La Protectrice du citoyen a fait du bon boulot. Son rapport sur la crise québécoise de la listériose est, de loin, le bilan le plus complet qui ait été publié sur ce lamentable épisode. Serons-nous assez intelligents pour en intégrer les leçons?

Ça ne fait pas plaisir au secteur des fromages artisanaux, mais Raymonde Saint-Germain est catégorique. La spectaculaire descente du ministère de l'Agriculture (MAPAQ) était justifiée. La destruction des 27 000 kg de fromage saisis dans plus de 300 commerces aussi. Le nombre de cas de listériose augmentait rapidement et l'éclosion était hors de contrôle. Il fallait que le public arrête d'acheter des aliments potentiellement contaminés.

 

Cela dit, le MAPAQ a commis sa part d'erreurs. Pendant les premières semaines qui ont suivi l'annonce de l'éclosion, le ministère a identifié publiquement deux fromageries dont des produits avaient été trouvés porteurs de la bactérie Listeria monocytogenes. Sauf qu'on s'est basé uniquement sur des morceaux coupés en magasin, sans avoir vérifié si les meules intactes étaient contaminées. On saura plus tard qu'elles ne l'étaient pas, pas plus que les usines qui les avaient produites. Le problème ne venait donc pas des fabricants de ces fromages, mais de la contamination croisée avec d'autres produits en magasin. En plus de ternir la réputation de deux entreprises qui n'avaient rien à se reprocher, on a privé le public d'une information importante. Car en présence de contamination croisée, tous les autres fromages coupés dans les mêmes commerces étaient potentiellement dangereux.

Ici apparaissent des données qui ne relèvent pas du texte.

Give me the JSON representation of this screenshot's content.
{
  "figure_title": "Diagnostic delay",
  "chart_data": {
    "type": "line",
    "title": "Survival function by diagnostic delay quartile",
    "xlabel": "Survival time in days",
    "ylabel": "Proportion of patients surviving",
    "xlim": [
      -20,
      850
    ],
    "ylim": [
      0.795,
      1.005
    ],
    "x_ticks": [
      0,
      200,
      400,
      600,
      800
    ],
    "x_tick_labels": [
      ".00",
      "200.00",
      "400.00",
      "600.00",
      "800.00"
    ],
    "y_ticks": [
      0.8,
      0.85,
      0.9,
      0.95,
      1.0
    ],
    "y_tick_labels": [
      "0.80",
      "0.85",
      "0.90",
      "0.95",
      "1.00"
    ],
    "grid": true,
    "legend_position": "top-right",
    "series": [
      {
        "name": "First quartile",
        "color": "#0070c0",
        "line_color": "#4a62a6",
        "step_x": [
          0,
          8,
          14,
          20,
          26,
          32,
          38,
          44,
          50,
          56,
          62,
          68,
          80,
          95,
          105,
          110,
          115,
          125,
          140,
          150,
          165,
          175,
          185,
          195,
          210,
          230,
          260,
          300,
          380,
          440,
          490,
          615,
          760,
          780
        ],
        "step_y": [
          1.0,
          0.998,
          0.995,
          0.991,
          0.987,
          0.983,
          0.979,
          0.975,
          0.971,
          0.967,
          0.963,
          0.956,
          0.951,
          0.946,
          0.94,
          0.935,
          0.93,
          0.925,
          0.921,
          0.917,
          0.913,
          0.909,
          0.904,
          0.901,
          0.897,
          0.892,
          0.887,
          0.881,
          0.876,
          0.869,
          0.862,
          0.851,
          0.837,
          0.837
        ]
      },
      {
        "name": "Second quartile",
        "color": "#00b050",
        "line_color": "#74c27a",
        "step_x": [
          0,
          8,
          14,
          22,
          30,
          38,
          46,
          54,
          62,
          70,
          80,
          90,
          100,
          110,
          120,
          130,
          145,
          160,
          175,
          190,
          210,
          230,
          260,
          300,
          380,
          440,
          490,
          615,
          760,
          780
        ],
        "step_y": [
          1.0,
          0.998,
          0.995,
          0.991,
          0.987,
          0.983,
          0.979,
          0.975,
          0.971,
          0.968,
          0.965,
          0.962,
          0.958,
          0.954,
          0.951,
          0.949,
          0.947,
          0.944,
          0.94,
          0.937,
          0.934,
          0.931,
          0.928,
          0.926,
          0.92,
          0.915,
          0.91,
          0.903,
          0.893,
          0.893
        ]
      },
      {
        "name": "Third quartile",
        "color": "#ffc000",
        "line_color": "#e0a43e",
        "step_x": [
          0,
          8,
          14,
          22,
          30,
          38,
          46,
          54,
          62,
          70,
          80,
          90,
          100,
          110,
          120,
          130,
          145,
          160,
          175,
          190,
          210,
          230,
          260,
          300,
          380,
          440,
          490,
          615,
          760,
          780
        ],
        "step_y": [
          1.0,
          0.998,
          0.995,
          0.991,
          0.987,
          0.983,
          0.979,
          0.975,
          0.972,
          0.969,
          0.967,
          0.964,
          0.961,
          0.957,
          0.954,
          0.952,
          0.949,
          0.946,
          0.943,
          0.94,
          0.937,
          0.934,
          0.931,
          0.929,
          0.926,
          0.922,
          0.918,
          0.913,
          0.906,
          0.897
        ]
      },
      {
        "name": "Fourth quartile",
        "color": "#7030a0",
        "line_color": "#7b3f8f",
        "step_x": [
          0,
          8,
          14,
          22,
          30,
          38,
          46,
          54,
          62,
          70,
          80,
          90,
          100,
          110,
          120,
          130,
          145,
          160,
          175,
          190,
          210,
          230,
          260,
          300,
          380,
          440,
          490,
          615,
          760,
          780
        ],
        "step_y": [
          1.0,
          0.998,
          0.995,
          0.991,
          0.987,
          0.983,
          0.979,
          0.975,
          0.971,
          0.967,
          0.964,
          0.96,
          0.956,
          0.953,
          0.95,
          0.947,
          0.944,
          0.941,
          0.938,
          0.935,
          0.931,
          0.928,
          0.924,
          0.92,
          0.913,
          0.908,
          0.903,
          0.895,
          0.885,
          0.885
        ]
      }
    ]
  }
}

Il faut, comme le recommande Mme Saint-Germain, compenser ces deux artisans pour le préjudice qu'ils ont subi. Le ministre Lessard s'y est catégoriquement refusé hier, sous prétexte que le MAPAQ n'est pas à l'origine de la bactérie. Quelle absurdité! Ce n'est quand même pas la bactérie qui a diffusé les communiqués de presse incriminant à tort les deux fabricants! Que Québec paye pour les torts qu'il a causés: ça l'incitera peut-être à plus de doigté à l'avenir...

La protectrice demande aussi au ministère de la Santé d'améliorer la prévention auprès des groupes à risque. On ne saurait trop insister sur cette recommandation. Sur les 38 cas de listériose rencensés lors de cette crise, près des deux tiers étaient des femmes enceintes, des nouveau-nés ou des personnes de plus de 75 ans. Les décès? Deux victimes de plus de 70 ans, deux enfants morts-nés et un décès néo-natal précoce. Autant de gens qui auraient dû se tenir loin du fromage de lait cru... et des viandes froides comme celles de Maple Leaf. Parce que ce sont des aliments plus susceptibles d'être porteurs de la fâcheuse bactérie L. monocytogenes, à laquelle ils sont très vulnérables. Comme toutes les personnes dont le système immunitaire est affaibli, d'ailleurs. Le savent-elles? On peut en douter. Cette information est très mal diffusée. Il faut que ça change, car la listéria est une bactérie omniprésente dans l'environnement, qu'aucun contrôle ne parviendra jamais à éliminer de la chaîne alimentaire. La prévention commence en usine, mais elle doit se poursuivre dans les cuisines.